DO: Show your incandescent smile brightening up a cigarette break. You’re so pretty.
DO: Puff your cheeks out around a duckface smile, bracketing all that will be wrong with the children we hope you never have with peace signs. Only if you want to give us a quick tip that you are terrible.
DON’T: Be aWesterner doing peace signs. No, you’re not being ironic.
DO: Make the “ok” hand gesture. It’s a little bit cleverer than the peace sign. You have reached the tipping point between irony and just doing something we’ve seen a million times.
DON’T: Give the ‘No-one can tell you what you are worth except for yourself’ self-description. And what exactly are you telling yourself? That you need to tell smiling strangers that they shouldn’t demean you?
DO: Have some written description involving sarcasm and science. We like people that can laugh at themselves, and probably subscribe to Nihilist Arby’s.
DON’T: Use clip art of a broken heart on a cheek, while pouting.
DO: Show tattoos that say existential things in foreign languages.
DON’T: Say “Nothing about me” or “Normal” in the self-description.
DO: Say “Work like a geek, play like a freak.” Is this a meme? We like it. It’s got two of our favourite words in there, and it rhymes. You probably have style.
DON’T: Jump in the air with your feet pulled up and your head held backwards, carried away by the awesome beach or mountain you’re standing in front of. We want to know you’re fun — but whoa, calm down.
DON’T: Say “Even I’m going with pain I don’t care, I’ll fight and stand up with my freedom, peace and confident.” TMI.
DON’T: Say that Marilyn Monroe quote. Just one question: Are you Marilyn Monroe? No really, are you?
DON’T: Pictures of weddings are kind of weird. Do you go to weddings often? Do you want to have a wedding soon? Is attending weddings one of your hobbies?

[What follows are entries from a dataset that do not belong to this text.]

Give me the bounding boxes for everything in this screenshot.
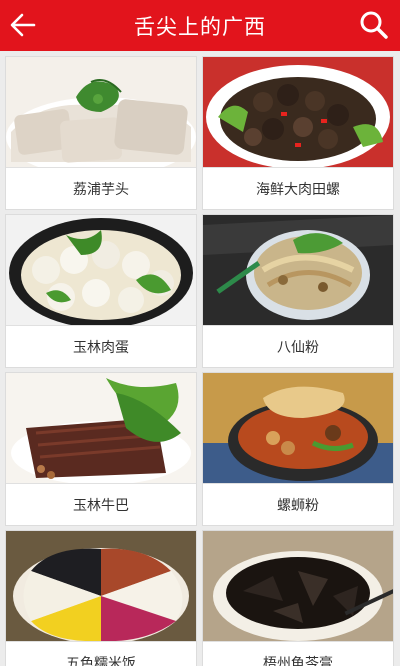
dish-image: [203, 531, 393, 641]
dish-image: [6, 373, 196, 483]
page-title: 舌尖上的广西: [134, 14, 266, 39]
dish-card[interactable]: 螺蛳粉: [202, 372, 394, 526]
dish-image: [6, 57, 196, 167]
dish-image: [6, 531, 196, 641]
dish-card[interactable]: 海鲜大肉田螺: [202, 56, 394, 210]
dish-name: 梧州龟苓膏: [203, 641, 393, 666]
dish-image: [203, 215, 393, 325]
arrow-left-icon: [10, 13, 36, 37]
dish-image: [6, 215, 196, 325]
back-button[interactable]: [4, 5, 44, 45]
dish-name: 玉林肉蛋: [6, 325, 196, 367]
dish-name: 海鲜大肉田螺: [203, 167, 393, 209]
dish-grid: 荔浦芋头 海鲜大肉田螺 玉林肉蛋 八仙粉 玉林牛巴 螺蛳粉 五色糯米饭 梧州龟苓…: [0, 51, 400, 666]
dish-image: [203, 57, 393, 167]
dish-name: 螺蛳粉: [203, 483, 393, 525]
dish-name: 荔浦芋头: [6, 167, 196, 209]
dish-card[interactable]: 梧州龟苓膏: [202, 530, 394, 666]
dish-card[interactable]: 八仙粉: [202, 214, 394, 368]
dish-name: 玉林牛巴: [6, 483, 196, 525]
dish-image: [203, 373, 393, 483]
search-icon: [360, 11, 388, 39]
dish-card[interactable]: 荔浦芋头: [5, 56, 197, 210]
dish-name: 五色糯米饭: [6, 641, 196, 666]
search-button[interactable]: [354, 5, 394, 45]
dish-card[interactable]: 玉林牛巴: [5, 372, 197, 526]
dish-card[interactable]: 五色糯米饭: [5, 530, 197, 666]
app-bar: 舌尖上的广西: [0, 0, 400, 51]
dish-card[interactable]: 玉林肉蛋: [5, 214, 197, 368]
dish-name: 八仙粉: [203, 325, 393, 367]
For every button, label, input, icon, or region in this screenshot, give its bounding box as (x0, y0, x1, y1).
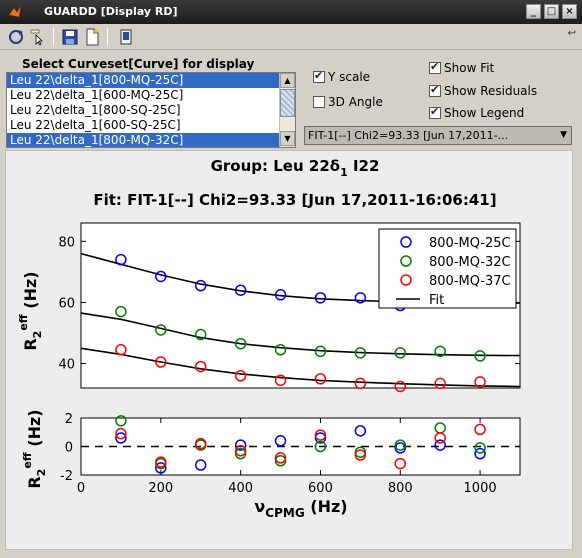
x-axis-label: νCPMG (Hz) (254, 497, 347, 520)
y-tick-label: 2 (65, 412, 73, 427)
window-title: GUARDD [Display RD] (44, 5, 178, 18)
toolbar-separator (53, 28, 54, 46)
list-item[interactable]: Leu 22\delta_1[800-SQ-25C] (7, 103, 295, 118)
figure-toolbar: ↩ (0, 24, 582, 50)
toolbar-separator (107, 28, 108, 46)
3d-angle-checkbox[interactable]: 3D Angle (313, 95, 383, 109)
y-tick-label: -2 (60, 469, 73, 484)
rotate-icon[interactable] (6, 27, 26, 47)
legend: 800-MQ-25C 800-MQ-32C 800-MQ-37C Fit (378, 228, 517, 309)
scroll-down-icon[interactable]: ▼ (280, 131, 295, 146)
checkbox-checked-icon[interactable] (429, 105, 441, 119)
show-fit-checkbox[interactable]: Show Fit (429, 60, 495, 75)
show-residuals-label: Show Residuals (444, 84, 538, 98)
x-tick-label: 1000 (464, 481, 497, 496)
x-tick-label: 800 (388, 481, 413, 496)
list-item[interactable]: Leu 22\delta_1[600-MQ-25C] (7, 88, 295, 103)
maximize-button[interactable]: □ (544, 4, 559, 19)
fit-select[interactable]: FIT-1[--] Chi2=93.33 [Jun 17,2011-... ▼ (304, 126, 572, 145)
print-icon[interactable] (116, 27, 136, 47)
main-y-label: R2eff (Hz) (17, 271, 44, 350)
new-figure-icon[interactable] (82, 27, 102, 47)
x-tick-label: 600 (308, 481, 333, 496)
figure-panel: Group: Leu 22δ1 I22 Fit: FIT-1[--] Chi2=… (5, 150, 573, 550)
x-tick-label: 200 (148, 481, 173, 496)
residual-y-label: R2eff (Hz) (21, 409, 48, 488)
close-button[interactable]: × (562, 4, 577, 19)
scroll-up-icon[interactable]: ▲ (280, 73, 295, 88)
save-icon[interactable] (60, 27, 80, 47)
checkbox-unchecked-icon[interactable] (313, 96, 325, 108)
y-tick-label: 80 (58, 235, 75, 250)
fit-select-value: FIT-1[--] Chi2=93.33 [Jun 17,2011-... (308, 129, 509, 142)
y-scale-checkbox[interactable]: Y scale (313, 69, 371, 84)
x-tick-label: 0 (77, 481, 85, 496)
checkbox-checked-icon[interactable] (429, 83, 441, 97)
residual-axes (80, 417, 521, 476)
x-tick-label: 400 (228, 481, 253, 496)
show-legend-label: Show Legend (444, 106, 525, 120)
legend-label-series1: 800-MQ-25C (429, 236, 511, 251)
y-tick-label: 0 (65, 441, 73, 456)
legend-label-series2: 800-MQ-32C (429, 255, 511, 270)
y-scale-label: Y scale (328, 70, 371, 84)
minimize-button[interactable]: _ (526, 4, 541, 19)
toolbar-overflow-icon[interactable]: ↩ (568, 28, 576, 39)
show-fit-label: Show Fit (444, 61, 495, 75)
y-tick-label: 60 (58, 296, 75, 311)
checkbox-checked-icon[interactable] (313, 69, 325, 83)
matlab-icon (8, 5, 22, 18)
curveset-panel-label: Select Curveset[Curve] for display (22, 57, 255, 71)
show-legend-checkbox[interactable]: Show Legend (429, 105, 525, 120)
scroll-thumb[interactable] (280, 89, 295, 117)
list-item[interactable]: Leu 22\delta_1[800-MQ-32C] (7, 133, 295, 147)
plot-canvas: Group: Leu 22δ1 I22 Fit: FIT-1[--] Chi2=… (17, 157, 521, 520)
data-cursor-icon[interactable] (28, 27, 48, 47)
listbox-scrollbar[interactable]: ▲ ▼ (279, 73, 295, 147)
legend-label-series3: 800-MQ-37C (429, 274, 511, 289)
curveset-listbox[interactable]: Leu 22\delta_1[800-MQ-25C] Leu 22\delta_… (6, 72, 296, 148)
show-residuals-checkbox[interactable]: Show Residuals (429, 83, 538, 98)
list-item[interactable]: Leu 22\delta_1[800-MQ-25C] (7, 73, 295, 88)
window-titlebar: GUARDD [Display RD] _ □ × (0, 0, 582, 24)
y-tick-label: 40 (58, 358, 75, 373)
3d-angle-label: 3D Angle (328, 95, 383, 109)
fit-title: Fit: FIT-1[--] Chi2=93.33 [Jun 17,2011-1… (93, 191, 496, 209)
legend-label-fit: Fit (429, 293, 444, 308)
group-title: Group: Leu 22δ1 I22 (211, 157, 380, 179)
checkbox-checked-icon[interactable] (429, 60, 441, 74)
chevron-down-icon[interactable]: ▼ (560, 127, 567, 144)
list-item[interactable]: Leu 22\delta_1[600-SQ-25C] (7, 118, 295, 133)
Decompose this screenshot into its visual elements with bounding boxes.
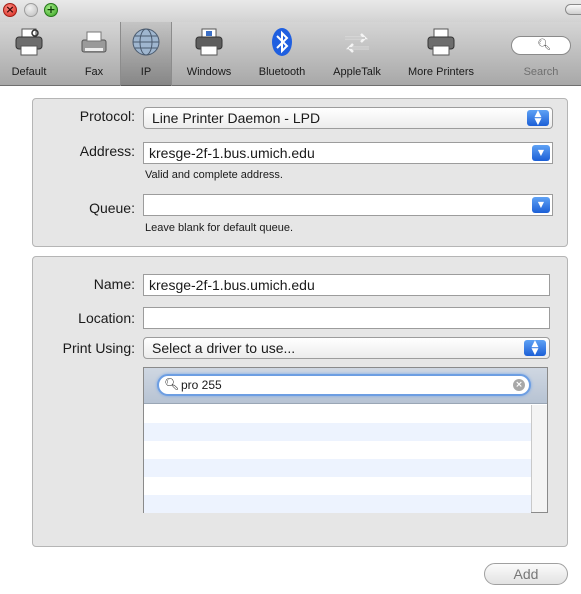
queue-hint: Leave blank for default queue. (145, 222, 294, 234)
toolbar-item-windows[interactable]: Windows (176, 22, 242, 86)
address-field[interactable]: kresge-2f-1.bus.umich.edu ▼ (143, 142, 553, 164)
toolbar-item-ip[interactable]: IP (120, 22, 172, 86)
title-bar: × + (0, 0, 581, 22)
address-hint: Valid and complete address. (145, 169, 283, 181)
driver-search-value: pro 255 (181, 378, 222, 392)
driver-list-scrollbar[interactable] (531, 405, 547, 512)
print-using-popup[interactable]: Select a driver to use... ▲ ▼ (143, 337, 550, 359)
address-label: Address: (79, 143, 135, 159)
location-field[interactable] (143, 307, 550, 329)
list-item (144, 459, 531, 477)
toolbar-item-bluetooth[interactable]: Bluetooth (248, 22, 316, 86)
toolbar-label: Default (11, 66, 47, 78)
close-icon: × (5, 3, 15, 16)
protocol-value: Line Printer Daemon - LPD (152, 110, 321, 126)
chevron-down-icon[interactable]: ▼ (532, 145, 550, 161)
list-item (144, 477, 531, 495)
driver-search-bar: 🔍︎ pro 255 × (144, 368, 547, 404)
list-item (144, 495, 531, 513)
toolbar: Default Fax IP Windows Bluetooth AppleTa… (0, 22, 581, 86)
bluetooth-icon (272, 28, 292, 56)
print-using-label: Print Using: (62, 340, 135, 356)
toolbar-item-fax[interactable]: Fax (70, 22, 118, 86)
toolbar-label: AppleTalk (333, 66, 381, 78)
minimize-button[interactable] (24, 3, 38, 17)
search-icon: 🔍︎ (164, 377, 180, 391)
toolbar-toggle-button[interactable] (565, 4, 581, 15)
toolbar-search-field[interactable]: 🔍︎ (511, 36, 571, 55)
close-button[interactable]: × (3, 3, 17, 17)
clear-search-icon[interactable]: × (513, 379, 525, 391)
printer-windows-icon (195, 28, 223, 56)
toolbar-item-appletalk[interactable]: AppleTalk (320, 22, 394, 86)
driver-search-field[interactable]: 🔍︎ pro 255 × (157, 374, 531, 396)
toolbar-label: More Printers (407, 66, 475, 78)
search-icon: 🔍︎ (537, 39, 551, 51)
toolbar-item-default[interactable]: Default (0, 22, 58, 86)
toolbar-item-more-printers[interactable]: More Printers (398, 22, 484, 86)
list-item (144, 405, 531, 423)
name-field[interactable]: kresge-2f-1.bus.umich.edu (143, 274, 550, 296)
fax-icon (81, 31, 107, 53)
toolbar-label: IP (140, 66, 152, 78)
protocol-label: Protocol: (79, 108, 135, 124)
print-using-value: Select a driver to use... (152, 340, 296, 356)
driver-list[interactable] (144, 405, 531, 513)
list-item (144, 423, 531, 441)
address-value: kresge-2f-1.bus.umich.edu (149, 145, 315, 161)
driver-list-panel: 🔍︎ pro 255 × (143, 367, 548, 513)
toolbar-label: Windows (186, 66, 232, 78)
queue-label: Queue: (89, 200, 135, 216)
plus-icon: + (46, 3, 56, 16)
location-label: Location: (78, 310, 135, 326)
list-item (144, 441, 531, 459)
stepper-icon: ▲ ▼ (527, 110, 549, 127)
toolbar-item-search: 🔍︎ Search (506, 22, 576, 86)
toolbar-label: Fax (84, 66, 104, 78)
toolbar-label: Search (523, 66, 559, 78)
stepper-icon: ▲ ▼ (524, 340, 546, 357)
toolbar-label: Bluetooth (258, 66, 306, 78)
appletalk-icon (345, 33, 369, 53)
protocol-popup[interactable]: Line Printer Daemon - LPD ▲ ▼ (143, 107, 553, 129)
zoom-button[interactable]: + (44, 3, 58, 17)
queue-field[interactable]: ▼ (143, 194, 553, 216)
printer-more-icon (427, 28, 455, 56)
chevron-down-icon[interactable]: ▼ (532, 197, 550, 213)
name-label: Name: (93, 276, 135, 292)
printer-default-icon (15, 28, 43, 56)
add-button[interactable]: Add (484, 563, 568, 585)
connection-group: Protocol: Line Printer Daemon - LPD ▲ ▼ A… (32, 98, 568, 247)
globe-icon (132, 28, 160, 56)
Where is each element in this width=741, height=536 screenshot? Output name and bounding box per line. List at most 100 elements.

DO: Blown out background framing you biting your lip. A Tinder impression has advantages and disadvantages, and one of its advantages over real first impressions is being able to capture that heart stopping first impression, and make it go on and on.
DON’T: Show yoga pictures taken from behind. We know you’re spiritual but until you do contortionist s*** we’re not interested.
DON’T: Show that ‘warrior 2’ pose you’re doing in front of Machu Picchu.
DON’T: Post a picture of a kitten wearing a tiara.
DO: Post a picture of a cat head on your sexy body. #catwang.
DON’T: Useclip art of a heart dug into beach sand, with a wave rolling over it, and a flower inside of it.
DO: Use cute little stickers on your whimsical photos. Sometimes.
DON’T: Talk about sex in loud ways. Everyone likes sex, but you’re just looking for attention.
DO: Post tasteful shots that show us you have a nice bod. Hello.
DON’T: Say you’re“just looking for friends.” Didn’t you make enough friends by randomly requesting people over Facebook?
DO: Be honest about your boundaries. Boundaries are fine as long as you’re not defensive about them. “I mean no disrespect but please swipe left if you’re expecting sex after a few lines of text” is about as good as it gets in this category, and we might still think you’re negging us.